Quick link: Knowing what your algorithm thinks it knows

The paper: What’s in a Prior? Learned Proximal Networks for Inverse Problems.

What it does: This will be clearer with a bit of context, and step by step:

  • Many algorithmic problems belong to the category of inverse problems: You have a noisy or limited measurement (e.g. a blurry photograph) of a more interesting original source (somebody’s face), and you want to recover the original source from the noisy version. This is a classic CSI problem, but pretty much every measurement, sensor, or survey can be looked at in this way.
  • The basic problem is that there’s always more than one possible original source for any corrupted version. For example, a sound recording of Beethoven’s Fifth with plenty of static could be a corrupted version of a clean recording, or it could be a perfect recording of an experimental version of the symphony with added static noise, This might seem facetious, but it’s a fundamental mathematical feature of the problem.
  • Every solver for an inverse problem, then, needs some sort of understanding of what cases of original sources are more likely than others. When these expectations — this prior — matches reality well then the solver will work well. If not, if you are trying to use a normal denoiser to clean up your experimental noisecore songs, it’ll actually make things worse.
  • The problem is that for most inverse problem solvers you can’t “read” those assumptions from your trained algorithm. Let’s say you train a de-blurring algorithm for your image sensors with a combination of a large data set and some regularization term in the loss function. Even with this full knowledge of everything that went into building the algorithm, there’s no direct way to figure out if the algorithm thinks a priori that straight lines are more common than curved lines (and will therefore tend to “fix” slightly curved lines) or if it thinks that most people have blue eyes and “correct” eye color in photos.
  • In short — too late — the paper uses some very elegant mathematics to figure out a way to train solvers for inverse problems that do let you ask how the a priori probability of some original source compares to another. In other words, they come with readable assumptions about the world.

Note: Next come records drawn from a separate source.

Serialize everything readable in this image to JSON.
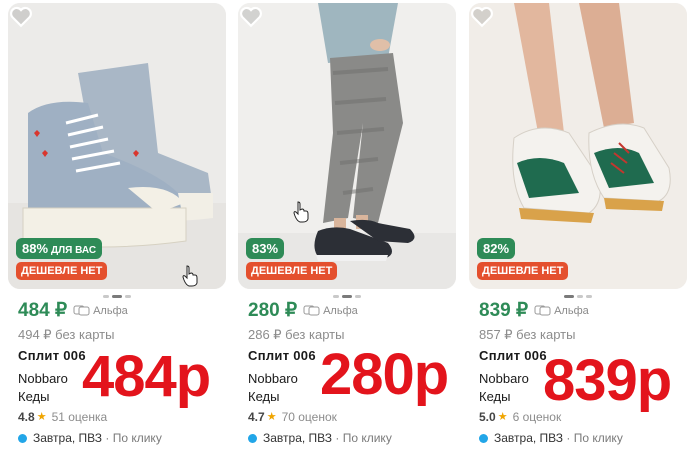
{
  "colors": {
    "price_green": "#2e8b57",
    "cheaper_red": "#e4502e",
    "overlay_red": "#e3141c",
    "delivery_dot": "#22a6e8"
  },
  "products": [
    {
      "discount": "88%",
      "discount_sub": "ДЛЯ ВАС",
      "cheaper": "ДЕШЕВЛЕ НЕТ",
      "price": "484 ₽",
      "bank": "Альфа",
      "old_price": "494 ₽ без карты",
      "split": "Сплит 006",
      "brand": "Nobbaro",
      "type": "Кеды",
      "rating": "4.8",
      "reviews": "51 оценка",
      "delivery": "Завтра, ПВЗ",
      "delivery_extra": "· По клику",
      "overlay": "484р"
    },
    {
      "discount": "83%",
      "discount_sub": "",
      "cheaper": "ДЕШЕВЛЕ НЕТ",
      "price": "280 ₽",
      "bank": "Альфа",
      "old_price": "286 ₽ без карты",
      "split": "Сплит 006",
      "brand": "Nobbaro",
      "type": "Кеды",
      "rating": "4.7",
      "reviews": "70 оценок",
      "delivery": "Завтра, ПВЗ",
      "delivery_extra": "· По клику",
      "overlay": "280р"
    },
    {
      "discount": "82%",
      "discount_sub": "",
      "cheaper": "ДЕШЕВЛЕ НЕТ",
      "price": "839 ₽",
      "bank": "Альфа",
      "old_price": "857 ₽ без карты",
      "split": "Сплит 006",
      "brand": "Nobbaro",
      "type": "Кеды",
      "rating": "5.0",
      "reviews": "6 оценок",
      "delivery": "Завтра, ПВЗ",
      "delivery_extra": "· По клику",
      "overlay": "839р"
    }
  ]
}
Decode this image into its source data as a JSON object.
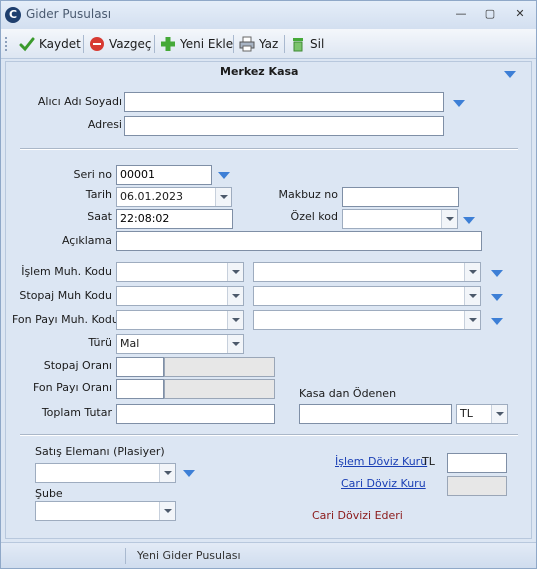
{
  "window": {
    "title": "Gider Pusulası",
    "min": "—",
    "max": "▢",
    "close": "✕"
  },
  "toolbar": {
    "save": "Kaydet",
    "cancel": "Vazgeç",
    "new": "Yeni Ekle",
    "print": "Yaz",
    "delete": "Sil"
  },
  "header": {
    "title": "Merkez Kasa"
  },
  "recipient": {
    "name_label": "Alıcı Adı Soyadı",
    "name_value": "",
    "address_label": "Adresi",
    "address_value": ""
  },
  "form": {
    "seri_label": "Seri no",
    "seri_value": "00001",
    "tarih_label": "Tarih",
    "tarih_value": "06.01.2023",
    "saat_label": "Saat",
    "saat_value": "22:08:02",
    "makbuz_label": "Makbuz no",
    "makbuz_value": "",
    "ozel_label": "Özel kod",
    "ozel_value": "",
    "aciklama_label": "Açıklama",
    "aciklama_value": "",
    "islem_muh_label": "İşlem Muh. Kodu",
    "stopaj_muh_label": "Stopaj Muh Kodu",
    "fon_muh_label": "Fon Payı Muh. Kodu",
    "turu_label": "Türü",
    "turu_value": "Mal",
    "stopaj_orani_label": "Stopaj Oranı",
    "fon_orani_label": "Fon Payı Oranı",
    "toplam_label": "Toplam Tutar",
    "toplam_value": "",
    "kasa_label": "Kasa dan Ödenen",
    "kasa_value": "",
    "currency": "TL"
  },
  "bottom": {
    "satis_label": "Satış Elemanı (Plasiyer)",
    "sube_label": "Şube",
    "islem_doviz_label": "İşlem Döviz Kuru",
    "islem_doviz_currency": "TL",
    "cari_doviz_label": "Cari Döviz Kuru",
    "cari_doviz_ederi": "Cari Dövizi Ederi"
  },
  "status": {
    "text": "Yeni Gider Pusulası"
  },
  "colors": {
    "accent": "#3d7fd6",
    "link": "#1a3fb5",
    "ederi": "#8b1a1a"
  }
}
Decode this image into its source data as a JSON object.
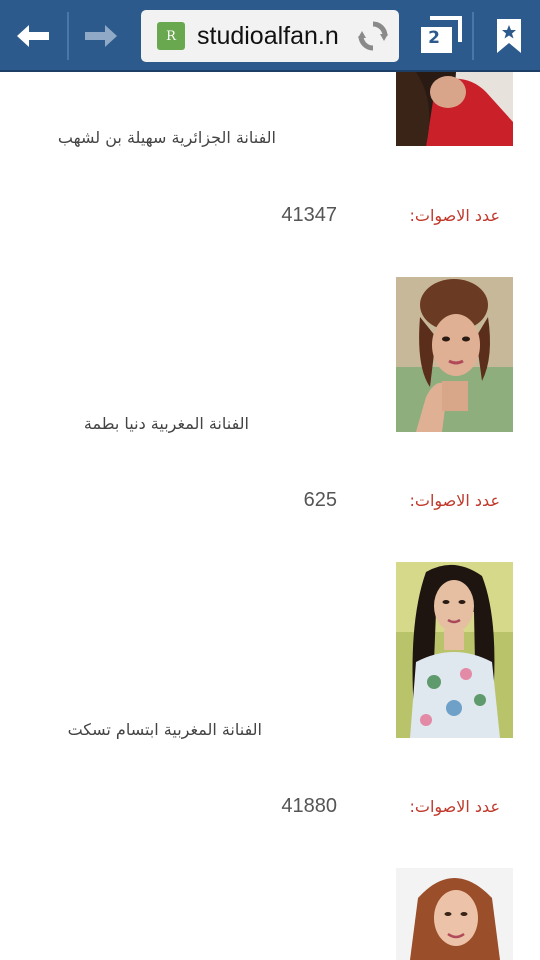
{
  "browser": {
    "url": "studioalfan.n",
    "tab_count": "2",
    "site_icon_letter": "R",
    "toolbar_color": "#2c5a8c"
  },
  "icons": [
    "back-arrow-icon",
    "forward-arrow-icon",
    "reload-icon",
    "tabs-icon",
    "bookmark-icon"
  ],
  "entries": [
    {
      "name": "الفنانة الجزائرية سهيلة بن لشهب",
      "votes_label": "عدد الاصوات:",
      "votes": "41347"
    },
    {
      "name": "الفنانة المغربية دنيا بطمة",
      "votes_label": "عدد الاصوات:",
      "votes": "625"
    },
    {
      "name": "الفنانة المغربية ابتسام تسكت",
      "votes_label": "عدد الاصوات:",
      "votes": "41880"
    },
    {
      "name": "",
      "votes_label": "",
      "votes": ""
    }
  ],
  "colors": {
    "votes_label": "#c0392b",
    "text": "#444444"
  }
}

That was a lot for a quick link. Why does it matter? It’s a neat technique that’s worth exploring by anybody training models from scratch — I’m pretty sure we’ll see quite a bit of that in the next years — but it’s also a good strategic reminder that the opacity of contemporary models is a technical side effect of how we build them, not something inherent in the problem itself. Regulatory and practice frameworks built upon the assumption that any sufficiently powerful AI will have to be an unreadable black box might become obsolete sooner rather than later. Truth is, we’ve just started to figure out this style of software building, and our hardware, data, enthusiasm, and money outpace our experience and understanding. This won’t last forever. The future of AI building is likely to be not just more powerful but also more transparent and better understood. The unreadable complexity of our models isn’t a sign of sophistication but a reminder of their still experimental nature.